GoVarnam is a cross-platform transliteration library.



Varnam is an Indian language transliteration library. GoVarnam is a Go port of libvarnam with some core architectural changes. Not every part of libvarnam is ported.

It is stable to use daily as an input method. See it in action here:

An Input Method Engine for Linux operating systems via IBus is available here:


You will need to install GoVarnam library in your system for any app to use Varnam.

  • Download a recent GoVarnam version.
  • Extract the zip file
  • Open a terminal and go to the extracted folder by using this command :
cd Downloads/govarnam
  • Now run this command to install GoVarnam :
sudo ./ install

It will ask for your password, enter it.

  • Installation is finished

To check if installation is successful, try this command :

varnamcli -s ml enthaanu

It should give malayalam output if installation is successful.
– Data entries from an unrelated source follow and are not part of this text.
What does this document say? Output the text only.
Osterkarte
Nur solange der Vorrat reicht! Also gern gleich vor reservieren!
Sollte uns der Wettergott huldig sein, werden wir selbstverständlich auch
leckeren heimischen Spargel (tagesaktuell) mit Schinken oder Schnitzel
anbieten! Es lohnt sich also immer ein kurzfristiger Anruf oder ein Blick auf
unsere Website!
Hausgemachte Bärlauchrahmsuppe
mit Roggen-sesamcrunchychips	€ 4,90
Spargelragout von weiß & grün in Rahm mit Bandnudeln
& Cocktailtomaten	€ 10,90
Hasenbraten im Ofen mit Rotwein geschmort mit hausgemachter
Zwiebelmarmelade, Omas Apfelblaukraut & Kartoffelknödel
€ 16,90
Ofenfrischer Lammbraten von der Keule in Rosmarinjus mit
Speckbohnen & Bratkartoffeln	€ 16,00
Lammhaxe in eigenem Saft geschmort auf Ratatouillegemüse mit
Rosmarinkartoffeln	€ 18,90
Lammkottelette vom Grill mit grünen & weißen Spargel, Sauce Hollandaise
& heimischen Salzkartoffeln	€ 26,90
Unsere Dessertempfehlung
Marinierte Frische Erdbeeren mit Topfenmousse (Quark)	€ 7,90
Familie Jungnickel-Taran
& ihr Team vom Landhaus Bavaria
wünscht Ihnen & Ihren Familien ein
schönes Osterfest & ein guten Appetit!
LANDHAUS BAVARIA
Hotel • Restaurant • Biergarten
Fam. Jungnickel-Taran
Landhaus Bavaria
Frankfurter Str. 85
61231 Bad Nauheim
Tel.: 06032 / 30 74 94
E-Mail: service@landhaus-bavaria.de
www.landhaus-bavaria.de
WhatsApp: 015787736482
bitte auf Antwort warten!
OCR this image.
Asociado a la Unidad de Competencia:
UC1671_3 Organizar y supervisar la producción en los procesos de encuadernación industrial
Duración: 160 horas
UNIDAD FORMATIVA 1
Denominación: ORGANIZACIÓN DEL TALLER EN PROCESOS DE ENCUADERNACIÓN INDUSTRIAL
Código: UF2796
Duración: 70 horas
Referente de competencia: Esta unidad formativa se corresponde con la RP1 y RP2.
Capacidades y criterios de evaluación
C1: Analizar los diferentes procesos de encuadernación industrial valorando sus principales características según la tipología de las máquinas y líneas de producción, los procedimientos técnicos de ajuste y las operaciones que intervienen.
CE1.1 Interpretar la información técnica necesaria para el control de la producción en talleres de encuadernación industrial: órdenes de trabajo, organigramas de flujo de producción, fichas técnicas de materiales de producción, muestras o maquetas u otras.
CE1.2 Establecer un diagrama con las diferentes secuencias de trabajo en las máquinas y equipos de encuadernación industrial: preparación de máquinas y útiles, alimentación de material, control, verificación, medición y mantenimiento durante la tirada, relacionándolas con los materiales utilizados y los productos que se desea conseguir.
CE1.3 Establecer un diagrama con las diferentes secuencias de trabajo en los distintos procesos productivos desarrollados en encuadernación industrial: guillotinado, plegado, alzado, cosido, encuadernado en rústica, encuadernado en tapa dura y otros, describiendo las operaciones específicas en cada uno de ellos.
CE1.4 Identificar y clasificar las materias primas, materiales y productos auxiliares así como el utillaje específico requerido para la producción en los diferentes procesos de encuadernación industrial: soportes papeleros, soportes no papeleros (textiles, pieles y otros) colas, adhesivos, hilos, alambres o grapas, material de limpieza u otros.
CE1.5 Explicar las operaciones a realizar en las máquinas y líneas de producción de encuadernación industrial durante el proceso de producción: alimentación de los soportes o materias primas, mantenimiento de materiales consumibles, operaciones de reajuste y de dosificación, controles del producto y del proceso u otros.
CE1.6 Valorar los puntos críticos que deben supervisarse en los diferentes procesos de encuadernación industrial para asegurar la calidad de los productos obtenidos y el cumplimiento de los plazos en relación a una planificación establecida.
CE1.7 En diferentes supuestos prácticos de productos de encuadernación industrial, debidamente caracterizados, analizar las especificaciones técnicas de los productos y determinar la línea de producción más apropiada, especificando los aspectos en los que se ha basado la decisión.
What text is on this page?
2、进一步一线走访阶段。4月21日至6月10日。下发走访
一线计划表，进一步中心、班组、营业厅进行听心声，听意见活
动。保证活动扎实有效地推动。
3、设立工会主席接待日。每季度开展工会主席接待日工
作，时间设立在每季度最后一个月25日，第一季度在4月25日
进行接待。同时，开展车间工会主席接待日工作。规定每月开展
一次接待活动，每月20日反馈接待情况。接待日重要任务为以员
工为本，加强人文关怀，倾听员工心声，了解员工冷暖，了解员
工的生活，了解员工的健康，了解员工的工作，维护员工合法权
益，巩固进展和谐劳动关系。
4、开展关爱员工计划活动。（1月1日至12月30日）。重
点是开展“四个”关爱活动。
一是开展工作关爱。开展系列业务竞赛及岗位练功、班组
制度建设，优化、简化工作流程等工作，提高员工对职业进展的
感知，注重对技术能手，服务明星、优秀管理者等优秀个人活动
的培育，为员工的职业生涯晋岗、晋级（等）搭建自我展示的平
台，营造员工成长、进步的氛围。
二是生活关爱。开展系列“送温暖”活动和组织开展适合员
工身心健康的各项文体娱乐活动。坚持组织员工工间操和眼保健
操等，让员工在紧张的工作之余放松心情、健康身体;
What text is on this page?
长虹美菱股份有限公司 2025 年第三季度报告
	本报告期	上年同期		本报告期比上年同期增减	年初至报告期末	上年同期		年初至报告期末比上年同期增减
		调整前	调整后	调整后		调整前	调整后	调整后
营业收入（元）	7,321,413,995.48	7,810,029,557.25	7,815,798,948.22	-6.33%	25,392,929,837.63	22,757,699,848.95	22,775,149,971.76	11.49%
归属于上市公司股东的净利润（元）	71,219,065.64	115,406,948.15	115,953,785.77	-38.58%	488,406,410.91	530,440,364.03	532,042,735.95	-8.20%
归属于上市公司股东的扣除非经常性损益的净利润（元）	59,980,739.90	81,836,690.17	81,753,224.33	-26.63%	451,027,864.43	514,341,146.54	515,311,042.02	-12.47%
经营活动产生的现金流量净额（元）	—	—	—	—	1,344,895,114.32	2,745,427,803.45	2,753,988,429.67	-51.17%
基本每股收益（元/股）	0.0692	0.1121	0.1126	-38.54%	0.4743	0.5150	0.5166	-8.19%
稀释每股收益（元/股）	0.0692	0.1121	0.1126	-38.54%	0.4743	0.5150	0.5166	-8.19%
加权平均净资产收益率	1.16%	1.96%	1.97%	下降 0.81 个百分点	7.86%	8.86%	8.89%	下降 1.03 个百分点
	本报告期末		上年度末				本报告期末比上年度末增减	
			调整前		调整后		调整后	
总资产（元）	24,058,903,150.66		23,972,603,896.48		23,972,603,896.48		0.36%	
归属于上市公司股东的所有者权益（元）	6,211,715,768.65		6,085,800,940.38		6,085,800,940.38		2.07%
  • To make Varnam give better suggestions, you will need to import some words. Download a .vlf (Varnam Learnings File) file from here [TODO LINK].
  • Import it:
varnamcli -s ml -import file.vlf

Now, you may install the IBus engine to use Varnam system wide:


Test it out:

varnamcli -s ml namaskaaram

Learn a word:

varnamcli -s ml -learn കുന്നംകുളം

Train a word with a particular pattern:

varnamcli -s ml -train college കോളേജ്

Learning Words From A File

You can import all language words from any text file. Varnam will separate english words and non-english words and learn accordingly.

varnamcli -s ml -learn-from-file file.html

You can download news articles or Wikipedia pages in HTML format to learn words from them.



This repository have 3 things :

  1. GoVarnam library
  2. GoVarnam Command Line Utility (CLI)
  3. Go bindings for GoVarnam

GoVarnam is written in Go, but to be a standard library that can be used with any other programming languages, we compile it to a C library. This is done by :

go build -buildmode "c-shared" -o

(Shortcut to doing above is make library)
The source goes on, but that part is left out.